淡路島の中央、洲本市にそびえる「先山(せんざん)」

標高わずか448メートルながら、その優美な姿を淡路島の広い範囲で望むことができ、古くから「淡路富士」として親しまれてきました。

 

実はこの山、古事記における国生み神話で、日本列島が生まれた時に最初にできた山と語り継がれている場所です。

その山頂に建つのが、高野山真言宗の古刹「千光寺」。今回巡縁はとあるご縁により、千光寺の岡崎住職と、総代さん方にお話を伺う機会をいただきました。

すると、これまで観光地というイメージだった淡路島の、全く違う景色が見えてきました。

お話を伺った総代・井本さん、岡崎ご住職、総代・原田さん(左から)

今回は先山と千光寺の魅力について前後編でご紹介します。まずは、お寺の皆様にインタビューした様子からご覧ください!

※ 総代とは:寺院では檀家や信者代表の方を「総代」と呼びます。

 

淡路島で最初にできた山に建つお寺

千光寺は兵庫県洲本市にある、高野山真言宗の寺院。創建は平安時代中期と伝わります。

まずは、先山と千光寺の由緒について伺いました。

巡縁
先山が、日本神話の中で、日本で最初にできた場所という言い伝えがあるのでしょうか
岡崎住職
そうですね。
淡路島ができたというお話は『古事記』の国生み神話にもありますが、そのなかで最初にできた山が、この先山だと伝わっています。
文献に記載されているわけではありませんが、昔からそのように語り継がれてきました

朱色が鮮やかな「仁王門」より望む「本堂」

「先山」という名前も、先にできた山だから、というところから名づけられているそう。そう聞くと、とても信ぴょう性が高くなる気がします。

巡縁
千光寺はいつ頃、開かれたのでしょうか
岡崎住職
延喜元年、西暦901年のこと。今から1100年以上も前ですね。
千光寺を開いたのは、もともと猟師だった忠太という人物です。当時、播州に『為篠王(いざさおう)』という、とても大きなイノシシがいたそうです。
忠太はそのイノシシを仕留めようと矢を放ちましたが、命が絶えず、海を渡って淡路島へ逃げてきました。忠太も追って淡路島へ渡り、先山の山頂まで追いかけたそうです。
巡縁
もののけ姫に出てくる、あの巨大なイノシシみたいな?
岡崎住職
そうですね(笑)
そして山頂の大杉の空洞にイノシシが逃げ込んだところ、忠太がのぞき込むと、そこにいたのはイノシシではなく千手観音様だったといいます
巡縁
イノシシが観音様に!
岡崎住職
はい。
忠太は、自分が矢を放ったイノシシが観音様の化身だったと気づき、深く悔いて猟師をやめ、出家して寂忍(じゃくにん)と名乗り、この場所に千光寺を開いたそうです。
なので、千光寺の本堂の正面には狛犬ではなく、狛猪(こまいのしし)が鎮座しているんですよ。

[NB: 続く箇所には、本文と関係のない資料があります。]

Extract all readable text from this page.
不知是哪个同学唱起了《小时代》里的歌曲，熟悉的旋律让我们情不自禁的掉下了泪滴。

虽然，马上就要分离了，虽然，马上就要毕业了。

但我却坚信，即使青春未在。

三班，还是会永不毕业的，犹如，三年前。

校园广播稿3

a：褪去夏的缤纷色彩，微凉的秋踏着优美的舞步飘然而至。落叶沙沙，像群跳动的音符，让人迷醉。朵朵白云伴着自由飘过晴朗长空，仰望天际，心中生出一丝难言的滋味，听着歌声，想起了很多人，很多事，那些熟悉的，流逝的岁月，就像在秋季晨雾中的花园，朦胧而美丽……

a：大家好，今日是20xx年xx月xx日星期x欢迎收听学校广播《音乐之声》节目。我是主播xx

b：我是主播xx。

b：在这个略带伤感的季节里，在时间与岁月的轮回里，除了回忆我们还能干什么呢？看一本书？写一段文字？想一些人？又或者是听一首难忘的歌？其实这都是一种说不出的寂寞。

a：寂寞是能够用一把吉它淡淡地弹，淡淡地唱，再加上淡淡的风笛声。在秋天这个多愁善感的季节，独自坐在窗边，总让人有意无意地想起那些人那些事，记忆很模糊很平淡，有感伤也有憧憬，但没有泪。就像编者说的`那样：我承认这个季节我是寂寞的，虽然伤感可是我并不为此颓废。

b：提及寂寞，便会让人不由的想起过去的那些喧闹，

狛犬がイノシシというのは全国でも珍しいそうで、これだけでも一見の価値がありそうですね。

巡縁
観音様がなぜイノシシの姿で現れたのでしょうか?
岡崎住職
理由ははっきりとは伝わっていないのですが、観音様は元々三十三の姿に変わって人々を救う慈悲の仏様といわれています。
『○○観音』と呼ばれていてお姿もそれぞれです。また、それとは別に、相手や状況に応じて、さまざまな姿で現れるとも考えられています。
姿を変えながら、私たちを教え、導いてくださるということだと思います

現在本堂に安置されている観音様は平安時代末期から鎌倉時代ごろの作と見られており、900年以上もの間山の上でひっそりと人々を見守り続けてきた何とも言えないありがたさを感じました。

 

山岳信仰や修験道とも縁の深い山

淡路を象徴する先山ですが、仏教以前から信仰の場所となってきたと考えられています。巡縁読者の皆さまにもファンが多い「修験道」の話になりました。

岡崎住職
淡路島は、結構、大峯山との付き合いがあるんです。大峯山の関係の行者が、淡路島で護摩を焚くこともあると聞いています。

大峯山といえば、田中利典先生が長老を務められる吉野の金峯山寺が巡縁では馴染み深いのですが・・・

岡崎住職
真言宗醍醐寺派は当山派と呼ばれる修験道の1派です。
仏教は、ほかの信仰を排他的に扱うのではなく、取り入れていくところがありますから。
巡縁
千光寺さん以外にも修験の修行場になった場所はあったのでしょうか?
岡崎住職
正面に見える諭鶴羽山(ゆづるはさん)という山も、大峯山と関係があった場所と聞いています。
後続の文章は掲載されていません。